Shafiq Mengal’s long-time tribal and political opponent, the former chief minister Akhtar Mengal, who heads the Balochistan National Party–Mengal (BNPM), also accuses him of killing several of BNPM workers in Wadh and Khuzdar. The Musallah Difaee Tanzeem, indeed, openly claimed responsibility for many of these murders. A BNPM official based in Khuzdar says that Shafiq Mengal and his men have adopted a two-pronged strategy in the area. “They are either killing people for their political or ideological affiliation or they are kidnapping people to demand a heavy ransom,” he says. But their brutal control is absolute. A station house officer in Khuzdar was brazenly killed when he tried to register a case against Shafiq Mengal for the September 2013 kidnapping of Manaf Tareen, a senior Quetta-based doctor, says the BNPM official. All this bloodshed has put immense pressure on the government to put an end to Shafiq Mengal’s activities, and the sudden interest officials are showing in the Tootak graves is a means to contain him, says the Khuzdar-based lawyer. Otherwise, he says, the discovery of mass graves is not an unusual incident in the area. “Qalandrani tribesmen have been reported in a Quetta-based newspaper as saying, again and again, that there are mass graves in other areas as well,” he says. But nobody has taken note of those graves. Deputy Commissioner Shah is highly circumspect. He does not reject or confirm any theory about the mass graves. “What I know is that we are trying very hard to bring transparency in the way we work. Considering the environment around us, that is a huge feat in itself,” he says.

Jan Mohammad Bulaidi, the spokesperson for the Balochistan Chief Minister Dr Abdul Malik Baloch, says the provincial government is playing an active role in investigating the Tootak mass graves because it “wants to bring out the facts before the public.” He says the judicial tribunal has been set up because the whole episode is shrouded in mystery. “Things that happen openly don’t need tribunals,” Bulaidi says, when asked why the government has not set up any judicial tribunals to investigate the killing of Hazaras in the province.

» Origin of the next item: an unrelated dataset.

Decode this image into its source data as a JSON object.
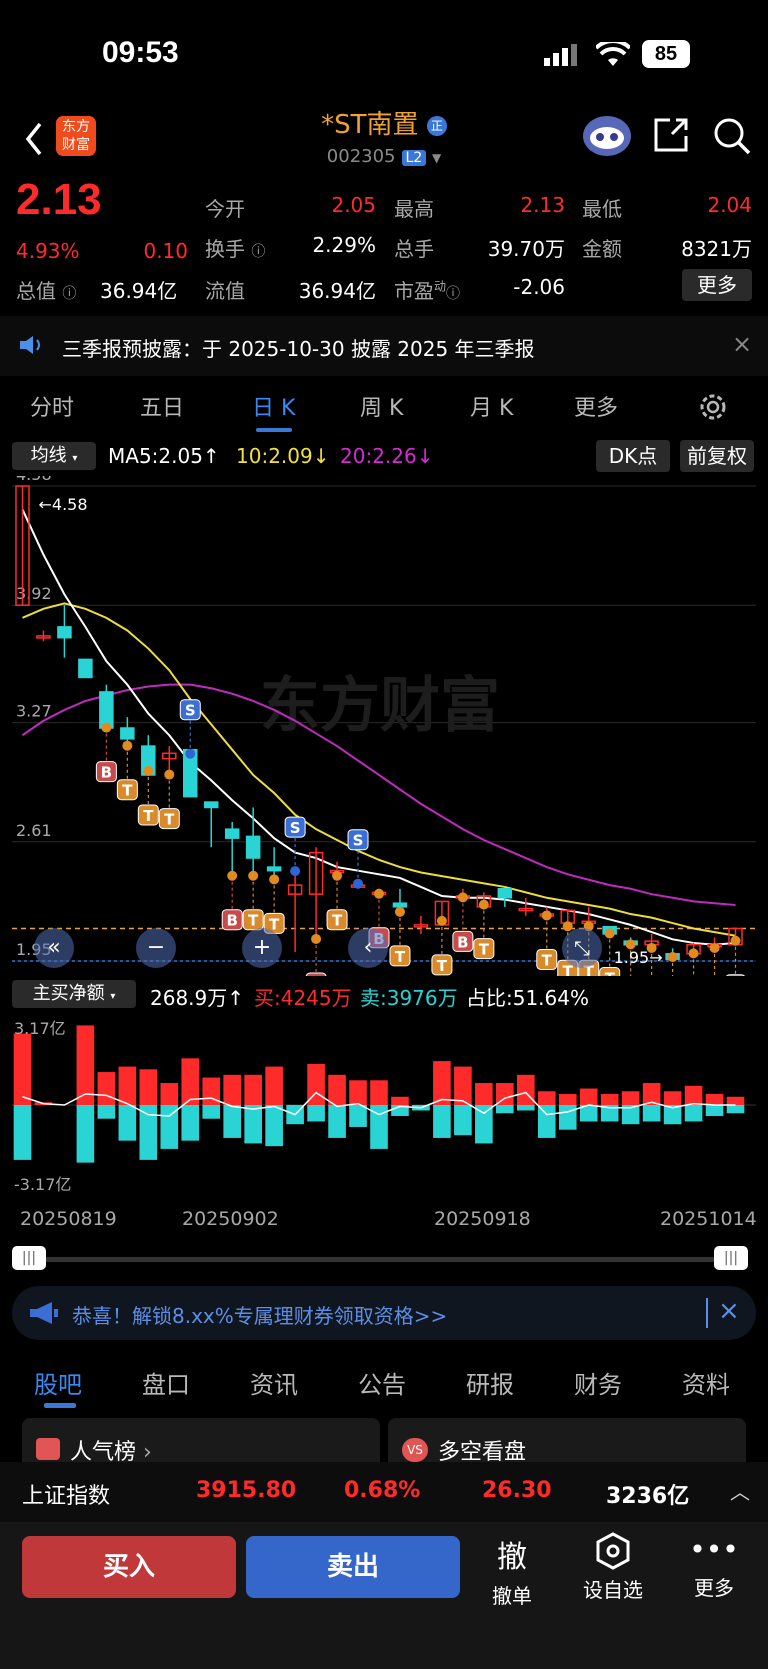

He refuses to comment on Shafiq Mengal’s role in the mass graves, but adds that some political parties are “trying to politicise the matter of the graves”. By pointing out that there has been a steep decline in the killing and dumping of nationalist activists over the last few months, Bulaidi seems to suggest that the provincial government has been able to rein in intelligence agencies and death squads run by people like Shafiq Mengal. “You should notice that for the fourth month in a row, not a single political activist's body has been found in the province."